For 50 years and at least since the seminal paper of Currie (Currie, 1968), metrologists have been using Null Hypothesis Significance Testing (NHST) to characterize their measurements to their clients. Indeed, significance thresholds have been devised leading to decision on whether a result is significant or not. Non-significant results are usually reported as below the detection limits (<LD), with the commendable exception of radioactive measurements in the USA. In the environmental literature, such values are often called “nondetects”. These so-called censored data lead to a very significant amount of work in order to analyse them (Helsel, 2011). Attempts have been made to use Bayesian methodologies (ISO 11929) to determine characteristic limits but with no discernible differences in the outputs and while maintaining the data censoring for non-significant results. Several authors have shown that this method is not entirely satisfactory or that many problems remain.
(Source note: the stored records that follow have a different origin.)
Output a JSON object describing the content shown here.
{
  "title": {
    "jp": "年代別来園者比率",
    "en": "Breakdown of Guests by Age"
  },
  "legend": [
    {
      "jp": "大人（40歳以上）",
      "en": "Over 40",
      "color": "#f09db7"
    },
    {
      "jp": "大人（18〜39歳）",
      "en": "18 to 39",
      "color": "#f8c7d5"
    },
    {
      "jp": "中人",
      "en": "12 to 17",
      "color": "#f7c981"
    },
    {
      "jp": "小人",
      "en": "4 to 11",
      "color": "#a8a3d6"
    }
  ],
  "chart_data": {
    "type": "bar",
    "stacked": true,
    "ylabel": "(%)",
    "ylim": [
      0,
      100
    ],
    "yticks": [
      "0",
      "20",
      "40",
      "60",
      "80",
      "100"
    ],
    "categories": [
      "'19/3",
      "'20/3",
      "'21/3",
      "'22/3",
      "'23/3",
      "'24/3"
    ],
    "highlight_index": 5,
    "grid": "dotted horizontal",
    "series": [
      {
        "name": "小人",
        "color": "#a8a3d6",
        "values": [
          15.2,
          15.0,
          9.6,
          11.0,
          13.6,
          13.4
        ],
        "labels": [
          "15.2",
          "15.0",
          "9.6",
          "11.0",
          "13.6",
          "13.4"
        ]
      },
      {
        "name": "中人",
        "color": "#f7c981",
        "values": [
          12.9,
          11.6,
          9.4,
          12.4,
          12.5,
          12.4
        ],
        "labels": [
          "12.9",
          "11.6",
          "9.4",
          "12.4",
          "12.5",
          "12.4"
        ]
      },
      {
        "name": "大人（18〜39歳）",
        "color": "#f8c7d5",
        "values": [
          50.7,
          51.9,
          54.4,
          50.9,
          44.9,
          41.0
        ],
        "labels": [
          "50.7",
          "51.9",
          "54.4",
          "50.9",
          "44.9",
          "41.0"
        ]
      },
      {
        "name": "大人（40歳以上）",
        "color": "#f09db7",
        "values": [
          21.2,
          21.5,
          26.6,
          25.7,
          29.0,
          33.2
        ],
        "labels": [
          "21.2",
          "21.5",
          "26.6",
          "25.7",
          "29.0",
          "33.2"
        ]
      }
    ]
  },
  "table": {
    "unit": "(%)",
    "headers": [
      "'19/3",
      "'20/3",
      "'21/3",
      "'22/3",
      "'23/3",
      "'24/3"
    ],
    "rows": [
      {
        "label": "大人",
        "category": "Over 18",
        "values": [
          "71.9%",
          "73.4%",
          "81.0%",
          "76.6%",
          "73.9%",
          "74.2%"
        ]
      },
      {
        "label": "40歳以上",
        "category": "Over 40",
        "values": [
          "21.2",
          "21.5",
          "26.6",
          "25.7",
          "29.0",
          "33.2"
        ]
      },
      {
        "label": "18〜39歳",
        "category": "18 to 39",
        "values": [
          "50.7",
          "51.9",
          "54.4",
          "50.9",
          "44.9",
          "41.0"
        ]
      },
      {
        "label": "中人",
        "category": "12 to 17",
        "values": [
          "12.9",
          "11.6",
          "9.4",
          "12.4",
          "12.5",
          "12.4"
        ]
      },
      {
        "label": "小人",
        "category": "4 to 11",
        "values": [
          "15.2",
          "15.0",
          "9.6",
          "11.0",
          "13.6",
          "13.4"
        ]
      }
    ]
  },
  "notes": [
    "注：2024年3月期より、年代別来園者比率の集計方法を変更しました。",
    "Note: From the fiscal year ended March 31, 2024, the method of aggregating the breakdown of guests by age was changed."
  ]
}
With the reproductibility crisis, voices are heard asking for the “ditching” of statistical significance (Nature, 20 March 2019) in science. The authors in this special issue do not call for significance values themselves to be ditched as a statistical tool — rather, they want an end to their use as an arbitrary threshold of significance which is exactly what is happening in metrology. Is it time to reconsider the use of the characteristic limits (based on NHST and significance thresholding) in metrology? We will try to give a tentative answer by using the example of radioactivity measurements which are inherently heteroscedastic.
The first question to be asked is whether NHST deliver on its promises. While characteristics limits (decisions thresholds and detection limits) for homoscedastic systems seem to perform in a statistically satisfying way, this is not true for heteroscedastic systems as demonstrated by simulations (Strom & MacLellan, 2001). Following Bolstad, we show that by using interval estimation for radioactivity measurements and considering intervals containing zero as non-significant (Bolstad, 2007), it is possible to design characteristic limits having good performances in simulation.
The second question is whether non-censored measurements reports provided as interval estimation are adequate for processing? These non-censored results give more information, greatly ease their use for a combination of data and avoid time consuming and labor-intensive processing to analyse sets of measurements. This does not preclude the use of a non-significant qualifier to the provided results.
Finally, we can ask ourselves the question of the compatibility of this methodology with Bayesian methods. In radioactivity measurements, it is possible to show that frequentist and Bayesian methods give compatible and adequate results.
We conclude that at least for radioactivity measurements the use of interval estimations lead to characteristic limits having good statistical performances, to reported results that are easy to process and avoid the obstacles present in censored data.